The diet was the highest leverage change I made during January, so I wanted to do a slightly deeper dive on the context behind that and where things are headed. I discovered the merits of an animal-based diet from a former physician, and now health influencer, named Paul Saladino. Saladino claims that the ideal starting point for a human diet consists of the following food groups: meat, organs, fruit, honey, and raw dairy.  If you want to get there by eliminating things, the things to eliminate (in order) are: seed oils, high fructose corn syrup, artificial sweeteners, and vegetables. Vegetables are leaves, stems, roots and seeds (which themselves consist of nuts, grains, or beans).

I'm sure the claim that this is an optimal human diet is highly controversial. Red meat? No vegetables? I'm going to explore this topic in much more depth over many posts, but for now, let's start from a few basic, intuitive starting points, and I'll layer on the nutritional and metabolic science in future posts as I learn more. It stands to reason that the ideal diet consists of "everything you need and nothing you don't." You want to get all or as many nutrients that benefit you while minimizing toxins, harmful compounds, or unnecessary surplus. The question then becomes: how do we realize this ideal diet? The claim here is that evolution provides our best guide - we should mimic the diet that premodern humans have had because premodern humans were compelled them to seek out only the most nourishing food sources in order to thrive.
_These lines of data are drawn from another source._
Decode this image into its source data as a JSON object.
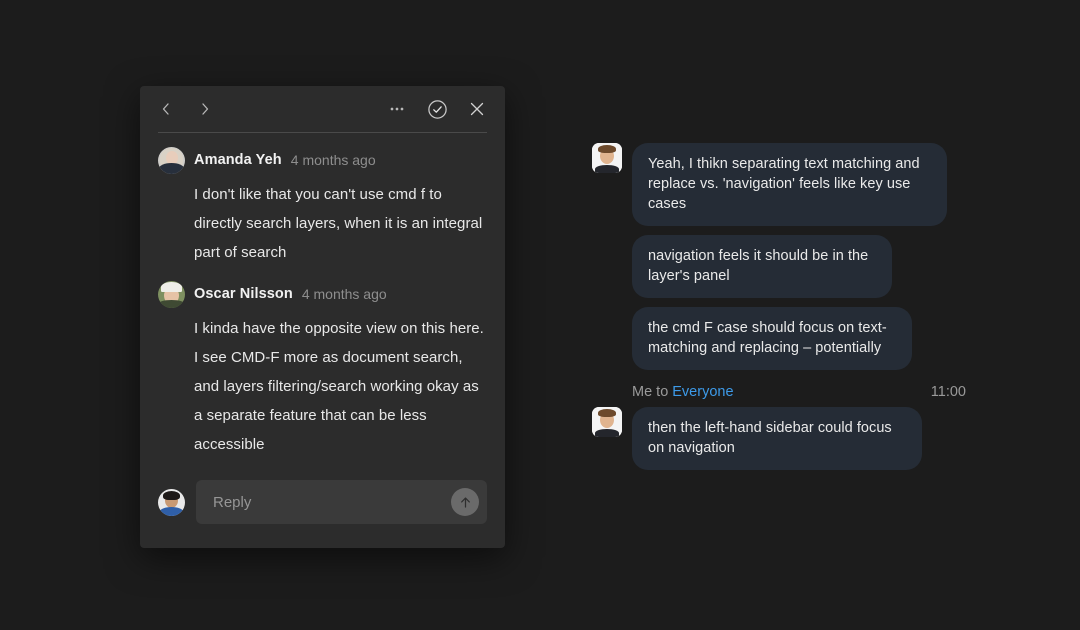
{
  "background_color": "#1c1c1c",
  "comment_panel": {
    "background_color": "#2c2c2c",
    "header": {
      "prev_label": "‹",
      "next_label": "›",
      "icons": [
        {
          "name": "chevron-left-icon",
          "label": "Previous comment"
        },
        {
          "name": "chevron-right-icon",
          "label": "Next comment"
        },
        {
          "name": "more-options-icon",
          "label": "More options"
        },
        {
          "name": "resolve-check-icon",
          "label": "Mark as resolved"
        },
        {
          "name": "close-icon",
          "label": "Close"
        }
      ]
    },
    "comments": [
      {
        "author": "Amanda Yeh",
        "timestamp": "4 months ago",
        "text": "I don't like that you can't use cmd f to directly search layers, when it is an integral part of search"
      },
      {
        "author": "Oscar Nilsson",
        "timestamp": "4 months ago",
        "text": "I kinda have the opposite view on this here. I see CMD-F more as document search, and layers filtering/search working okay as a separate feature that can be less accessible"
      }
    ],
    "reply": {
      "placeholder": "Reply",
      "value": "",
      "send_icon": "arrow-up-icon"
    }
  },
  "chat": {
    "bubble_color": "#252c36",
    "accent_color": "#3d9ae8",
    "messages": [
      {
        "text": "Yeah, I thikn separating text matching and replace vs. 'navigation' feels like key use cases",
        "has_avatar": true
      },
      {
        "text": "navigation feels it should be in the layer's panel",
        "has_avatar": false
      },
      {
        "text": "the cmd F case should focus on text-matching and replacing – potentially",
        "has_avatar": false
      }
    ],
    "meta": {
      "sender": "Me to",
      "recipient": "Everyone",
      "time": "11:00"
    },
    "last_message": {
      "text": "then the left-hand sidebar could focus on navigation",
      "has_avatar": true
    }
  }
}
I think nutrition and food quality is one of the areas where we have moved backwards as time has progressed. The more we scientize foods, the worse for us they get. Processed food, lab grown meat, artificial sweeteners and other man-made interventions in our food supply have moved us backwards in terms of nutrient density and quality. We've created cheap sources of cheap calories which have left most people in the perverse situation of not getting of what they need and an excess what they don't. We have the results to show for it: a whopping 88% of Americans are metabolically unhealthy, and over 40% (and rising) of American adults are obese.

Food is a business, and the goal of this business is not to make you healthy. Peter Attia, in his book Outlive, talks about the real aims of the Standard American Diet (SAD):

"(1) how to produce enough food to feed almost everyone; (2) how to do so inexpensively; (3) how to preserve that food so it can be stored and transported safely; and (4) how to make it highly palatable...not so much a diet as a business model for how to feed the world efficiently. Two cheers for modern industrial food systems. But notice that a fifth criterion is missing: how to make it harmless."

Put yourself in the shoes, or the rugged bare feet, of a premodern human. If you were seeking food, where would you go? First, you'd hunt, because wildlife are the most nutrient dense food source. Not only would you eat the muscle meat, but you'd eat as much of the animal as you could, including its organs. Second, you'd eat fruit and honey, which are sweet and dense sources of carbohydrates and sugar. People balk at not eating vegetables, but I don't think you'd reach for vegetables, literally the leaves, stems, and roots of a plant, if you had other sources of food available. And if you had sources of raw dairy or eggs, which are filling animal-based products, you'd absolutely consume those as well.

This is meant to just be a high-level explanation of the intuitive appeal of an animal-based diet. An ideal diet is nutrient dense. Our ancestors were forced to optimize for nutrient density. What would our ancestors eat? An animal-based diet. I plan to explore this topic from many angles, and from a more scientific first principles approach, in the future.